School Yourself isn’t necessarily a “substitute,” a word that Wissner-Gross is not a fan of, for textbooks but rather supplementary to a student’s curriculum. That said, it seems like this independent publisher is doing a far better job with developing a superior experience and material suited for the iPad. The preliminary reviews for School Yourself’s two textbooks out on iTunes appear to be overwhelmingly positive with 4.5 stars and its users credit the cost and interactive modules. It also helps that the team members responsible for the content come from backgrounds in teaching at MIT and Harvard. The Big Three publishers however seem to be a hit or a miss with their textbook ratings ranging between 2 and 4 stars with the majority of issues stemming from constant crashes, typos, and the fact that these iBooks aren’t meant for substituting an in-class textbook.
The fate of independent iBook textbook publishers like School Yourself is at this point partially in the hands of Apple.

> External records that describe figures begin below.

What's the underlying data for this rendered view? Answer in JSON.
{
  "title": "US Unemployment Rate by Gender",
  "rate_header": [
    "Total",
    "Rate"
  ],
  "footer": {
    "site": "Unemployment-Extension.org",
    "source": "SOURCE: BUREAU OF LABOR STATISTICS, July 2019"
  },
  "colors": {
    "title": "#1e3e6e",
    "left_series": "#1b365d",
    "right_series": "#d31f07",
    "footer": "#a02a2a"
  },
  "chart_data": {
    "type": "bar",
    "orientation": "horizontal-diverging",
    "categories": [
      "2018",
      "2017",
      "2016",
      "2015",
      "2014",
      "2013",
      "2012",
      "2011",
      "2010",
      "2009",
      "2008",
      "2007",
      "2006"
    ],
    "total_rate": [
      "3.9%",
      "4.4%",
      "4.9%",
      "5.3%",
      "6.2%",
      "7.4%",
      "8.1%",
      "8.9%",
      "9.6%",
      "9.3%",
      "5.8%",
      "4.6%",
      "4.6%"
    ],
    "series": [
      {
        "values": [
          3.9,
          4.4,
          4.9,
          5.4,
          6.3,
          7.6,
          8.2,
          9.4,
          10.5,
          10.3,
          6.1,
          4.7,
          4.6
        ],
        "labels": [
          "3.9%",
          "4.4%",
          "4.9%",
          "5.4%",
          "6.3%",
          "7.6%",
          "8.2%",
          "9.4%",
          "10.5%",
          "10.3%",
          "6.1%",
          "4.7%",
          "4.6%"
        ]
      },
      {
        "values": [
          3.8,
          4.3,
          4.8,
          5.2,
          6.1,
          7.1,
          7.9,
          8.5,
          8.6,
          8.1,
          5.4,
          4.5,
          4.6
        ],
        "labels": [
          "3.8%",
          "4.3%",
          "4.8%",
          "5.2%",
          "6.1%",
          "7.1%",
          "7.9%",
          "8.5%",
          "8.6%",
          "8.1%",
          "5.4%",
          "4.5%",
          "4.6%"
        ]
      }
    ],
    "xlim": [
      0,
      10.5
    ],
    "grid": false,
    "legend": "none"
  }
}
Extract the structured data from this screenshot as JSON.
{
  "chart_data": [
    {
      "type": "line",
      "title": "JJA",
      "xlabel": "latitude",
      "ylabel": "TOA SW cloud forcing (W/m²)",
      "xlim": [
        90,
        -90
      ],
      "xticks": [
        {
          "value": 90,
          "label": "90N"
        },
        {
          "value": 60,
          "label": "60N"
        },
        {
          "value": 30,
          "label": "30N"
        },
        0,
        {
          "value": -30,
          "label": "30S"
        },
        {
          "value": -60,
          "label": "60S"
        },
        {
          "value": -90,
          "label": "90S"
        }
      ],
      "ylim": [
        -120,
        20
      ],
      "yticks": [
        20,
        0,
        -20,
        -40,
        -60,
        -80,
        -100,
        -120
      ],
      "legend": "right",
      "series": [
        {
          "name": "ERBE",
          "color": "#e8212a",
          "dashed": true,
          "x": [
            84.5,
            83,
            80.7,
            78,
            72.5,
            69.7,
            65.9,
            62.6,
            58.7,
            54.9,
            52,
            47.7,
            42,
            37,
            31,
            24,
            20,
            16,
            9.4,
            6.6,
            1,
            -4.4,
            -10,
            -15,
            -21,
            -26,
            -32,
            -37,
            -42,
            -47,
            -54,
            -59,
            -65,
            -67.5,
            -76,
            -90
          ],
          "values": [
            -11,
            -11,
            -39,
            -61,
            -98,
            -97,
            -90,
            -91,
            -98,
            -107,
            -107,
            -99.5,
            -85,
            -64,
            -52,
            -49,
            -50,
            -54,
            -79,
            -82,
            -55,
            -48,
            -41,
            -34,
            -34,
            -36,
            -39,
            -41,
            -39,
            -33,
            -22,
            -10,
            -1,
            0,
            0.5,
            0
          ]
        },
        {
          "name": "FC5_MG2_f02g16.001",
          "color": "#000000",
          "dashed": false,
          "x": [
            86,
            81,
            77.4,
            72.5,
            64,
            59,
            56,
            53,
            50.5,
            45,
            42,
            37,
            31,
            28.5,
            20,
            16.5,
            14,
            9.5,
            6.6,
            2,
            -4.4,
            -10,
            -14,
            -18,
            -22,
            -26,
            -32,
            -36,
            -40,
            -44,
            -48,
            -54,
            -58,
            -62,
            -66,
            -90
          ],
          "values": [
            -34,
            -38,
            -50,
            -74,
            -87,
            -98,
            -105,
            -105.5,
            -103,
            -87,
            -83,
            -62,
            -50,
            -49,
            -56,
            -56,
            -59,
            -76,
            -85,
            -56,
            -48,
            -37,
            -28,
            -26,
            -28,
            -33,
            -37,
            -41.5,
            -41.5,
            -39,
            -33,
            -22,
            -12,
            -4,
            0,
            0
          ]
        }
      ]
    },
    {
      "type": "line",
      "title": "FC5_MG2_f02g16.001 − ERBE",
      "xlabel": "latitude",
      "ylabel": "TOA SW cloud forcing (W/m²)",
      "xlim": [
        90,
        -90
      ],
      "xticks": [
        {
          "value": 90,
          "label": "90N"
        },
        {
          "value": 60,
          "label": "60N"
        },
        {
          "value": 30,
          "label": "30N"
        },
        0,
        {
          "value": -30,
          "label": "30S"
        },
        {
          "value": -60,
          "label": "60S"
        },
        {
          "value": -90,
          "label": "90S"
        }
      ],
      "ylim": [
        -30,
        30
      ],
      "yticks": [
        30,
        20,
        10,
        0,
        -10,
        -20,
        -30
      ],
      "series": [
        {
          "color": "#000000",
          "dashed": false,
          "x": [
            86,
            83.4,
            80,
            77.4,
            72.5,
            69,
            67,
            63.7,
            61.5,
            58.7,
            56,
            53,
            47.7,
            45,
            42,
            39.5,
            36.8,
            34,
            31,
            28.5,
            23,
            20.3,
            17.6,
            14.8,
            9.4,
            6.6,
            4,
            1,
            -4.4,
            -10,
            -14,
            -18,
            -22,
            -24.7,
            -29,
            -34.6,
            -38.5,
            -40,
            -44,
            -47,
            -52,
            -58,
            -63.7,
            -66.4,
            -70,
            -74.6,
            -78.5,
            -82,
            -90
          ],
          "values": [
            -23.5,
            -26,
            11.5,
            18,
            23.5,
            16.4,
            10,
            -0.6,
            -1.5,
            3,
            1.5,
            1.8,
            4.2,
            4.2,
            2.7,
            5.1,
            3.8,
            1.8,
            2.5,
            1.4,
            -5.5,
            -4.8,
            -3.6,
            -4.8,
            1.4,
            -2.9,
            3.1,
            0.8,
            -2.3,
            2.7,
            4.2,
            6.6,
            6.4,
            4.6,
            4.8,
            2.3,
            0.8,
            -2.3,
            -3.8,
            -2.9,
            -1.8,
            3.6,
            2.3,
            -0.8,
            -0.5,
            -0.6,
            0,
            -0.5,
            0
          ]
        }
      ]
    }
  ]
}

Much like how mobile apps that get featured in the App Store see tremendous growth, it’s critical to be among Apple’s featured textbooks. “Apple is in a position of power right now, certainly in the iBooks market,” says Wissner-Gross. How Apple vets submitted textbooks works on a binary scale, he explains. A publisher will submit a textbook and Apple will decide whether to include the textbook in the Featured list.
At the same time, School Yourself’s Software Architect Kenny Peng tells me that Apple offers a flexible distribution model that enables customers to find material easily. Smaller publishers are no longer forced to pitch the Big Three on textbooks to gain access to the consumers.
It also helps that Apple has been actively partnering with schools around the U.S. to distribute iPads. At the iPad Mini unveiling, Apple revealed that the full-sized iPad is already being used in 2,500 classrooms. Wissner-Gross was informed by a teaching colleague that Apple was distributing “bundles” of iPad Minis in Long Island, New York.
In retrospect, looking at the textbook market from the consumer’s perspective, Peng adds, “Education as a space is becoming commoditized and accessible to anyone that’s interested.” Students (and even non-students) can quickly gain access to a plethora of affordable auxiliary material in just minutes.
For now, School Yourself is on the verge of launching its Calculus book, which would be the third math textbook that the startup has published. It does have intentions of delving into other types of subjects. The next slate textbooks will be in physics considering the team’s extensive background in the subject, and Biology, Chemistry, even engineering are other subjects that School Yourself has been thinking over. The team is working on textbooks for Android and Kindle Fire devices as well.